Madi Eswari, 50, of Kolanara block in Rayagada is managing at last to keep hunger at bay. She is being helped by technology, or to be precise bar codes, to put an end to the rampant pilferage that marks the public distribution system (PDS) in this tribal district in Odisha where some of the poorest in the country live.

Earlier, despite having a ration card entitling her to subsidised rice at Rs 2 a kilo through the PDS, Eswari would be forced to buy rice in the open market at five times this price because local fair price shop claimed that stocks of subsidised rice had not come in. “Every time I went there, the shopkeeper would tell me to come back the next day. Sometimes I would find that someone else had taken my quota of foodgrains, and I didn't know what to do about it. With this new ration card at least I get what is my due at the subsidised price,” she says.

The implementation of the biometric ration card system that is helping to ease Eswari's life is an initiative of the Odisha state government in collaboration with the United Nations World Food Programme. Under this system, the card holder can easily draw his or her quota of rice, wheat, sugar and kerosene by using a coupon.
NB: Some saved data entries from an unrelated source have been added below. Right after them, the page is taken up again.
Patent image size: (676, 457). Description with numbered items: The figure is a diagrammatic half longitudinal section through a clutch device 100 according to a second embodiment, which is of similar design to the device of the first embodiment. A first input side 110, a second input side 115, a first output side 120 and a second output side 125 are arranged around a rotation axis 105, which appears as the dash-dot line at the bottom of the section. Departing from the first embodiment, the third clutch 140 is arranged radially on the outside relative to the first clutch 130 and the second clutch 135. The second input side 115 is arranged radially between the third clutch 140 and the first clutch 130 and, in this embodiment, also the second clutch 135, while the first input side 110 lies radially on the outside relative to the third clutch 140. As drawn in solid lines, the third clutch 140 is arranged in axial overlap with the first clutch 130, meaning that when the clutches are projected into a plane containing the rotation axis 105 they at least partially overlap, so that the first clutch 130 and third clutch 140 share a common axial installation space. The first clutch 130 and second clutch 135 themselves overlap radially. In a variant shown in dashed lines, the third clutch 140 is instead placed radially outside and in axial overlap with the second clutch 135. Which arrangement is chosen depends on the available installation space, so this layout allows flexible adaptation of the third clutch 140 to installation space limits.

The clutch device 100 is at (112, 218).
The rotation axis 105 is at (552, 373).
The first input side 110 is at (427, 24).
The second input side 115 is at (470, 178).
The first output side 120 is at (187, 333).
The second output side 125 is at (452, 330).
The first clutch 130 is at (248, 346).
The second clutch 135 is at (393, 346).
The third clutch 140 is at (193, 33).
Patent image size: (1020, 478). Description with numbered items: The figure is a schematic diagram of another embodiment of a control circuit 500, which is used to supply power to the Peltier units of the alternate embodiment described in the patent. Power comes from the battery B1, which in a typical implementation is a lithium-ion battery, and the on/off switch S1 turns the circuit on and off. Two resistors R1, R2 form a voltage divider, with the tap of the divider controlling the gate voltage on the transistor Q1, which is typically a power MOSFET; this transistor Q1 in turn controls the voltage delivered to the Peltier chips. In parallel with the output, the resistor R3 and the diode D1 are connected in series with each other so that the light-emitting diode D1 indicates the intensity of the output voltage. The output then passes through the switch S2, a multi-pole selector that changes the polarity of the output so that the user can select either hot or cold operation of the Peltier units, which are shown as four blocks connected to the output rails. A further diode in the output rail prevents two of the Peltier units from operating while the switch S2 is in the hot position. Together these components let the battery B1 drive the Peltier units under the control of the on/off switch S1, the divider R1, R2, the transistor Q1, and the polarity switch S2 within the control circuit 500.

Each ration card carries the beneficiary's photograph as well as those of family members. In addition, a monthly coupon is given to each beneficiary, attached to which is a strip of special paper bearing the bar code, which is then scanned so that the information is later used to make subsequent allocations to the fair price shops and the beneficiary can access his or her entitlement.

But why was Rayagada chosen for this pilot project? It is one of the most poverty-stricken districts of southern Odisha and falls in the Kalahandi-Bolangir-Koraput region, where about 68.8 per cent of people live below the poverty line. Despite mineral wealth and natural resources, chronic hunger and poverty have forced people here to migrate under conditions of distress and incidents of starvation deaths are frequently reported.

There are a wide range of poverty alleviation schemes and food security policies and programmes for this region, but they seem to have generally failed to make much of a difference because of various challenges including corruption at the lower levels. Rayagada district collector Dr Nitin Bhanu Das Jawale describes the scenario that existed before the introduction of the biometric based smart card project came into force on August 18, 2010.

He says, “There were loopholes in the traditional PDS. On routine inspections, we found that blank BPL cards were given to panchayats, which would then fill in the names of favoured people. About 30 per cent of the food grains were given to the wrong persons or retained by shopkeepers themselves. There were instances when more than one card was issued to somebody and ghost cards were numerous. Rampant pilferage of PDS items was also taking place at each transaction point and those other than the intended beneficiaries ended up using the card.”

The case of Palan Gopi, 46, from Minajhaola village, is fairly typical. His Antodaya card entitled him to 30 kilos of rice at Rs 2, but during a period of drought he reached a point when he couldn't even afford that minimal amount. So he did what many in this area do. He mortgaged his card to a local money lender who then bought up all the rice that Gopi was entitled to and passed on five kilos to him, or lent Gopi Rs 100, keeping his card until that amount was repaid.

The new system has the potential to check such exploitation by preventing the misuse of the card by a third-party. Says Santosh Mohanty, Rayagada's Civil Supply Officer, “This project is unique in the sense that for the first time all 13 biometric indicators are used for the database and ghost/bogus cards have been eliminated at the verification stage itself.

The technology is also helping to identify and remove duplicate registration…. Every transaction between the beneficiaries and the fair price shops is now available on the government website and the new system has introduced transparency in the working of ration shops.”

The figures bear Mohanty out. According to the district civil supplies department data, Rayagada has 53,673 beneficiaries in the Above Poverty Line category and 1,30,585 in the Below Poverty Line category.

Under the present project, 6,000 village or ward-level biometric enrolment stations have been set up across 2,445 villages in 11 blocks and 41 wards. It has so far identified 10,092 pairs of duplicate families and 12,828 pairs of duplicate individuals.Some 1,89,829 new cards have been issued as against 2,09,351 that were in circulation.

According to sources in the district administration, there are less than five per cent errors in the existing database of about 1.9 lakh odd people, and these are being rectified.

However, poor connectivity, infrastructure, raw and unverified data, inadequately trained staff, resistance of vested interests to change, and lack of adequate commitment and ownership at cutting-edge level are also challenges being faced.

Once these lags are addressed, this could be a model that can be replicated anywhere in the state or country, says Dr Jawale.